AcrVIB1 nutzt einen anderen Ansatz

Die Nuklease Cas13b interagiert mit einer CRISPR-Ribonukleinsäure (crRNA, von englisch CRISPR ribonucleic acid), die als Leitmolekül dient, um komplementäre RNA-Sequenzen – etwa von Phagen – zu erkennen. Sobald die Ziel-RNA gebunden wird, kann Cas13b nicht nur diese komplementären RNA-Moleküle, sondern auch alle anderen RNAs in der Nähe spalten, was zu deren Abbau führt. Während ein Großteil der bekannten Anti-CRISPR-Proteine einzelne Schritte dieses Prozesses wie die crRNA-Bindung oder die Zielerkennung blockiert, nutzt AcrVIB1 einen anderen Ansatz: Das Protein unterbinde die Verbindung zwischen crRNA und Nuklease nicht, sondern verstärke sie sogar. Das resultierende Paar sei jedoch dysfunktional, das Enzym könne also nicht mit dem Abbau von Ziel-RNAs beginnen, selbst wenn diese vorhanden sind. Außerdem werde die gebundene crRNA anfällig für den Angriff zellulärer Ribonukleasen, also Enzymen, die RNA-Moleküle abbauen, so das Forschungsteam.

„Sackgasse“ für crRNAs

„Die engere Bindung zwischen Nuklease und Leit-RNA war völlig unerwartet. Ein einfacherer und deswegen von uns zuerst erwarteter Mechanismus hätte darin bestanden, die Kopplung der Leit-RNA von vornherein zu verhindern“, ordnet Erstautorin Dr. Katharina Wandera, die im Labor von Beisel promoviert hat, die Ergebnisse ein. „Der von AcrVIB1 eingeschlagene Weg scheint jedoch effektiver zu sein: AcrVIB1 bindet sich fest an Cas13b und inaktiviert so die Nuklease. Gleichzeitig beschleunigt es den Abbau der Leit-RNAs, sodass Cas13b zu einer Art ‚Sackgasse‘ für crRNAs wird.”

Sicherheit und Präzision von CRISPR verbessern?
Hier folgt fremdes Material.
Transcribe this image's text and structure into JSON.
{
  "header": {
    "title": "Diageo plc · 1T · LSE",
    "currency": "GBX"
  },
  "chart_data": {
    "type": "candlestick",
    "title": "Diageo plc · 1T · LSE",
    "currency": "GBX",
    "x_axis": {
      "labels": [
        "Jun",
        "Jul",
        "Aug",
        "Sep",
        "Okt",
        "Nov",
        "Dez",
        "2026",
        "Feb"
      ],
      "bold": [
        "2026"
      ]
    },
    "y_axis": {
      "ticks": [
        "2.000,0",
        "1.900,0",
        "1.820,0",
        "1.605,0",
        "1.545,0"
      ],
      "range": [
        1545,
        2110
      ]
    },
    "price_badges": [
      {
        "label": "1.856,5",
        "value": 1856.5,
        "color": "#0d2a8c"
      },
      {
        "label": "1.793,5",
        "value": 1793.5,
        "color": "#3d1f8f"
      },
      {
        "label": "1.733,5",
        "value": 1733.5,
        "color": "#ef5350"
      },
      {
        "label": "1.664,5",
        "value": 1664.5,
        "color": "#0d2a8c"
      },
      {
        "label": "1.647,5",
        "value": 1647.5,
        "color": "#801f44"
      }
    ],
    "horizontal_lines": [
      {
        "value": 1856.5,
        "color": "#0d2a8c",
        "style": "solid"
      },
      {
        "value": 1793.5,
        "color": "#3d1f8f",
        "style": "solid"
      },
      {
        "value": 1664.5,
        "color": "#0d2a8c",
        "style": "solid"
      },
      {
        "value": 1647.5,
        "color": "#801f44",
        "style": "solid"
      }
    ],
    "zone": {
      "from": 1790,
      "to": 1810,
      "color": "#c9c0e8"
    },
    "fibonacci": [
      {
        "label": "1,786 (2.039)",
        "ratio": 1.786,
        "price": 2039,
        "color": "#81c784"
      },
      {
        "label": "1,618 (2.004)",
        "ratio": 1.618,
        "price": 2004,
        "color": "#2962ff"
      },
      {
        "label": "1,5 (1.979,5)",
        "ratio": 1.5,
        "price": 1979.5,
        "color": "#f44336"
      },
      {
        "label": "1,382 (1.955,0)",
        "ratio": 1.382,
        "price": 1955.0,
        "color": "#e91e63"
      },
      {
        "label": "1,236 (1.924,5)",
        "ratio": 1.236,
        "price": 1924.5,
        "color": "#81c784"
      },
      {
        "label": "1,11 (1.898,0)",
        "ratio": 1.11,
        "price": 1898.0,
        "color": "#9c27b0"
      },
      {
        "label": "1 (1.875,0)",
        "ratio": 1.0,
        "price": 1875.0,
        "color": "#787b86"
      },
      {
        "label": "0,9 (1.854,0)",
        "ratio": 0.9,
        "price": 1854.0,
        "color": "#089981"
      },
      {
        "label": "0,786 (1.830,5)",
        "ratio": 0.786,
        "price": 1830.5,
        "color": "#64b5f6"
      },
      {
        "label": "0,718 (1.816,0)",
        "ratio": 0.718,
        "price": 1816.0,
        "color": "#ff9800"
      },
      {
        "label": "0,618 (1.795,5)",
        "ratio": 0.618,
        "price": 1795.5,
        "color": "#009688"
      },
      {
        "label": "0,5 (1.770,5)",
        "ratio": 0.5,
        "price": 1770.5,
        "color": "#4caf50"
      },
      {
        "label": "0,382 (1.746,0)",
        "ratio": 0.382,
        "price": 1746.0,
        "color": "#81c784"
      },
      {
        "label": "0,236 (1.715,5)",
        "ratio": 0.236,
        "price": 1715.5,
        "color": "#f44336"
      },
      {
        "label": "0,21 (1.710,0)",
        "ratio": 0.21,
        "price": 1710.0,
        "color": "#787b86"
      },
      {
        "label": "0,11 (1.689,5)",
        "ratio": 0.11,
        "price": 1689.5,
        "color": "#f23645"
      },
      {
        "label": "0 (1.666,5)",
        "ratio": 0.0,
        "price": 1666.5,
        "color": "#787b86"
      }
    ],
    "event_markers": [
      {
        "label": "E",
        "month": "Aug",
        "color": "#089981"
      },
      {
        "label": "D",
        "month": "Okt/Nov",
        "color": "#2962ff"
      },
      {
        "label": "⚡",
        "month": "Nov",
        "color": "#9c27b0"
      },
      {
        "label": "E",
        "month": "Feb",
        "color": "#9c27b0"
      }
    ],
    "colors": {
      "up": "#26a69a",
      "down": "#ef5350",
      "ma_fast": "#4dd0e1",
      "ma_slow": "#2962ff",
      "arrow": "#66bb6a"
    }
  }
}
Für eine präzisere Entschlüsselung der Struktur des Hemmmechanismus haben sich das Team von Beisel am HIRI und das Labor von Blankenfeldt am HZI zusammengetan. Mittels hochauflösender Bildgebung durch Kryo-Elektronenmikroskopie zeigte Blankenfeldts Gruppe, dass AcrVIB1 an Cas13b bindet, während die crRNA-Bindungsregion frei bleibt. „Unsere Erkenntnis liefert eine Blaupause für die Entwicklung von Molekülen, die die Funktion des Anti-CRISPR-Proteins nachahmen oder verändern könnten“, sagt Blankenfeldt. Dies seien die ersten Daten aus der neuen Kryo-Elektronenmikroskopieanlage des HZI, die veröffentlicht wurden. „Wir könnten künftig Moleküle wie AcrVIB1 gezielt einsetzen, um CRISPR-Systeme in verschiedenen Anwendungen zu regulieren oder vorübergehend zu deaktivieren“, so Blankenfeldt. Diese Entdeckung biete daher Potenzial, die Sicherheit und Präzision von CRISPR-basierten Technologien weiter zu verbessern.

Entwicklung neuer Antibiotika?

„Die Entschlüsselung dieses Mechanismus bietet zudem wertvolle Einblicke in die Koevolution von Bakterien und Viren, die sich in einem ständigen Wettlauf befinden, um sich gegenseitig zu überlisten“, erklärt Wandera. Das Wissen könnte helfen, bakterielle Resistenzmechanismen besser zu verstehen und somit die Entwicklung neuer Antibiotika sowie Anwendungen in der synthetischen Biologie voranzutreiben. Es könnte der Weg für innovative Therapien und Diagnoseverfahren in der Medizin geebnet werden. „Doch das ist erst der Anfang: Es warten mit Sicherheit noch viele weitere Acrs und neuartige Hemmmechanismen auf ihre Entdeckung“, gibt Beisel einen Ausblick auf zukünftige Forschungsprojekte.

Literatur:
Wandera KG, Schmelz S, Migur A, et al.: AcrVIB1 inhibits CRISPR-Cas13b immunity by promoting unproductive crRNA binding accessible to RNase attack. Molecular Cell (2025); DOI: 10.1016/j.molcel.2025.01.020.